Dalam momen peringatan Hari Ulang Tahun (HUT) ke-22 Tagana, Khofifah menyatakan bahwa organisasi itu telah menunjukkan peran vital dalam memperkuat sistem mitigasi dan respons kebencanaan, khususnya di daerah rawan seperti di Jawa Timur.
Menurutnya, peran Tagana juga mencakup penanganan pascabencana yang dinilai tak kalah penting, seperti dalam hal penyaluran bantuan logistik serta pemberian layanan dukungan psikososial, terutama bagi anak-anak dan kelompok rentan korban bencana.

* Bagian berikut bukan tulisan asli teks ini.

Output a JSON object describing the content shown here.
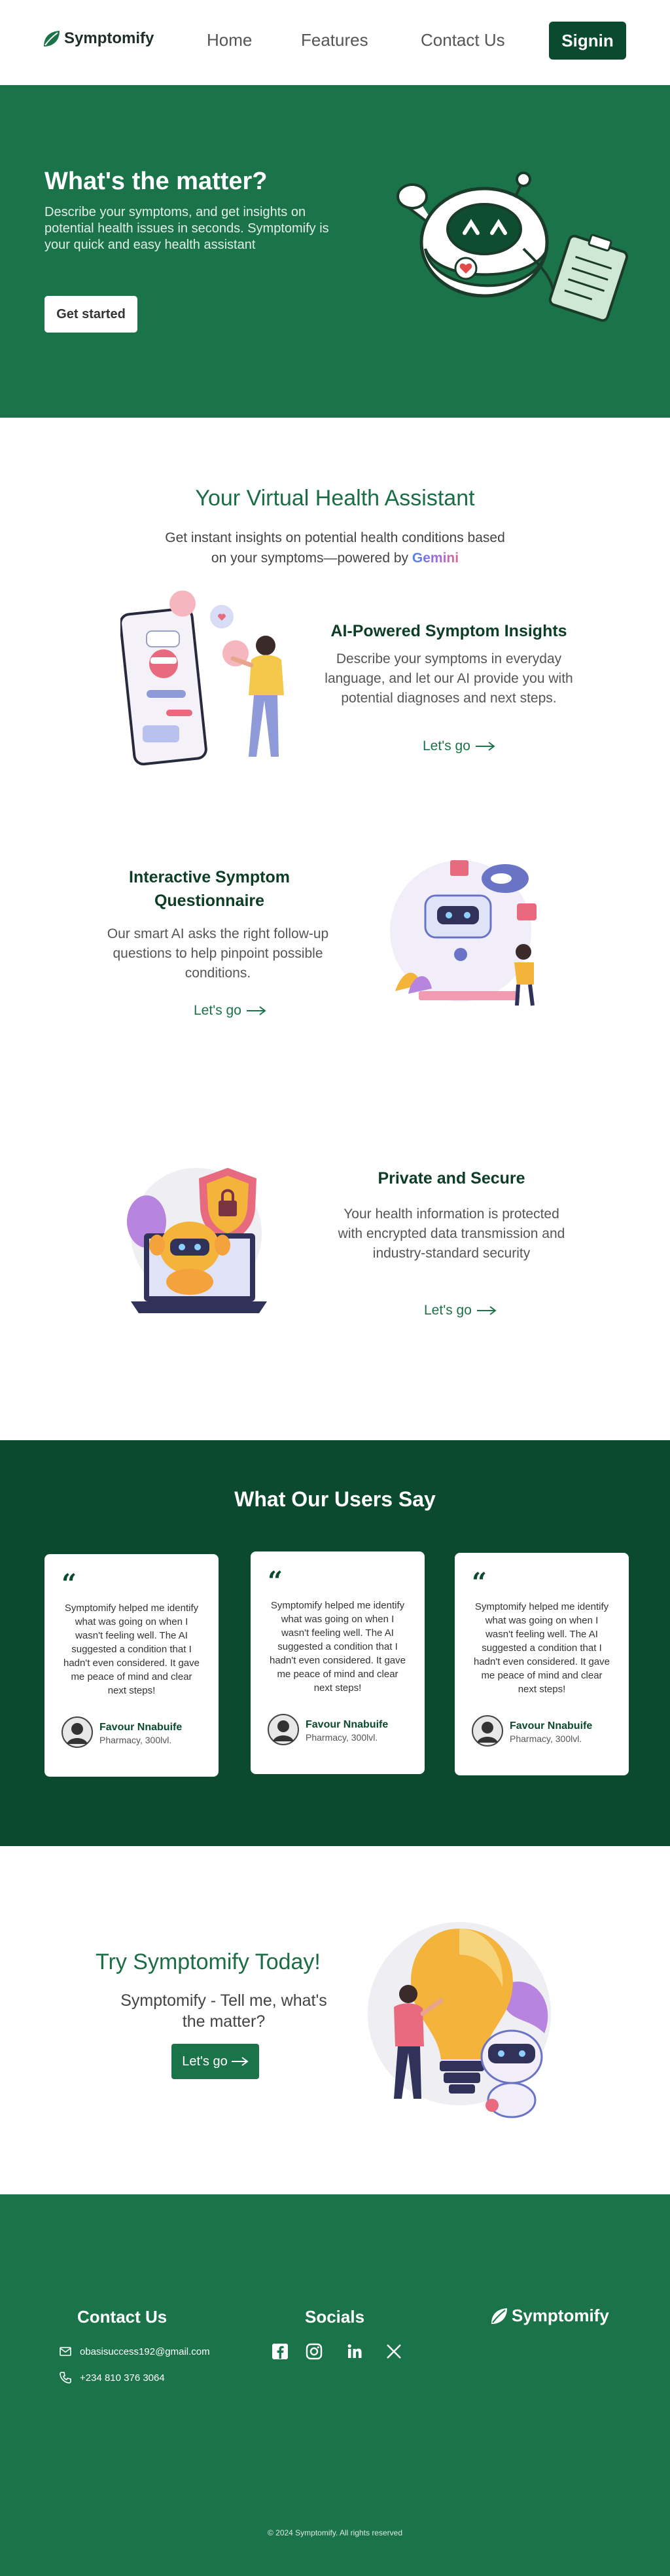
{
  "nav": {
    "logo_text": "Symptomify",
    "links": [
      "Home",
      "Features",
      "Contact Us"
    ],
    "signin_label": "Signin"
  },
  "hero": {
    "title": "What's the matter?",
    "description": "Describe your symptoms, and get insights on potential health issues in seconds. Symptomify is your quick and easy health assistant",
    "cta_label": "Get started"
  },
  "assistant": {
    "title": "Your Virtual Health Assistant",
    "subtitle_line1": "Get instant insights on potential health conditions based",
    "subtitle_line2": "on your symptoms—powered by",
    "brand": "Gemini"
  },
  "features": [
    {
      "title": "AI-Powered Symptom Insights",
      "description": "Describe your symptoms in everyday language, and let our AI provide you with potential diagnoses and next steps.",
      "link": "Let's go"
    },
    {
      "title": "Interactive Symptom Questionnaire",
      "description": "Our smart AI asks the right follow-up questions to help pinpoint possible conditions.",
      "link": "Let's go"
    },
    {
      "title": "Private and Secure",
      "description": "Your health information is protected with encrypted data transmission and industry-standard security",
      "link": "Let's go"
    }
  ],
  "testimonials": {
    "title": "What Our Users Say",
    "items": [
      {
        "quote": "Symptomify helped me identify what was going on when I wasn't feeling well. The AI suggested a condition that I hadn't even considered. It gave me peace of mind and clear next steps!",
        "name": "Favour Nnabuife",
        "role": "Pharmacy, 300lvl."
      },
      {
        "quote": "Symptomify helped me identify what was going on when I wasn't feeling well. The AI suggested a condition that I hadn't even considered. It gave me peace of mind and clear next steps!",
        "name": "Favour Nnabuife",
        "role": "Pharmacy, 300lvl."
      },
      {
        "quote": "Symptomify helped me identify what was going on when I wasn't feeling well. The AI suggested a condition that I hadn't even considered. It gave me peace of mind and clear next steps!",
        "name": "Favour Nnabuife",
        "role": "Pharmacy, 300lvl."
      }
    ]
  },
  "cta": {
    "title": "Try Symptomify Today!",
    "subtitle": "Symptomify - Tell me, what's the matter?",
    "button_label": "Let's go"
  },
  "footer": {
    "contact_heading": "Contact Us",
    "email": "obasisuccess192@gmail.com",
    "phone": "+234 810 376 3064",
    "socials_heading": "Socials",
    "socials": [
      "facebook-icon",
      "instagram-icon",
      "linkedin-icon",
      "x-icon"
    ],
    "logo_text": "Symptomify",
    "copyright": "© 2024 Symptomify. All rights reserved"
  },
  "colors": {
    "brand_green": "#1b734a",
    "dark_green": "#0b4a2e",
    "accent_pink": "#e86a7e"
  }
}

Khofifah menilai, kekuatan utama Tagana tidak hanya terletak pada keterampilan teknis, tetapi juga pada nilai keikhlasan dan ketulusan dalam melayani masyarakat yang terdampak bencana.
Pemerintah Provinsi Jawa Timur melalui Dinas Sosial setempat, lanjutnya, berkomitmen untuk terus meningkatkan kesejahteraan dan kapasitas sumber daya manusia Tagana melalui penyaluran bantuan tali asih, bantuan operasional, pelatihan lanjutan, sertifikasi kompetensi, serta penyediaan jaminan perlindungan dan peralatan evakuasi.
"Melalui kegiatan Sapa Bansos yang rutin kita gelar di 38 kabupaten/kota di Jatim, kami ingin mengapresiasi pilar-pilar sosial seperti Tagana secara langsung, sebagai bentuk penghargaan pemerintah kepada Tagana," kata Khofifah.
Khofifah berharap, ke depannya Tagana dapat semakin profesional, solid, dan adaptif dalam menghadapi berbagai tantangan, serta dapat terus menjadi simbol gotong royong, solidaritas, dan kemanusiaan di Indonesia.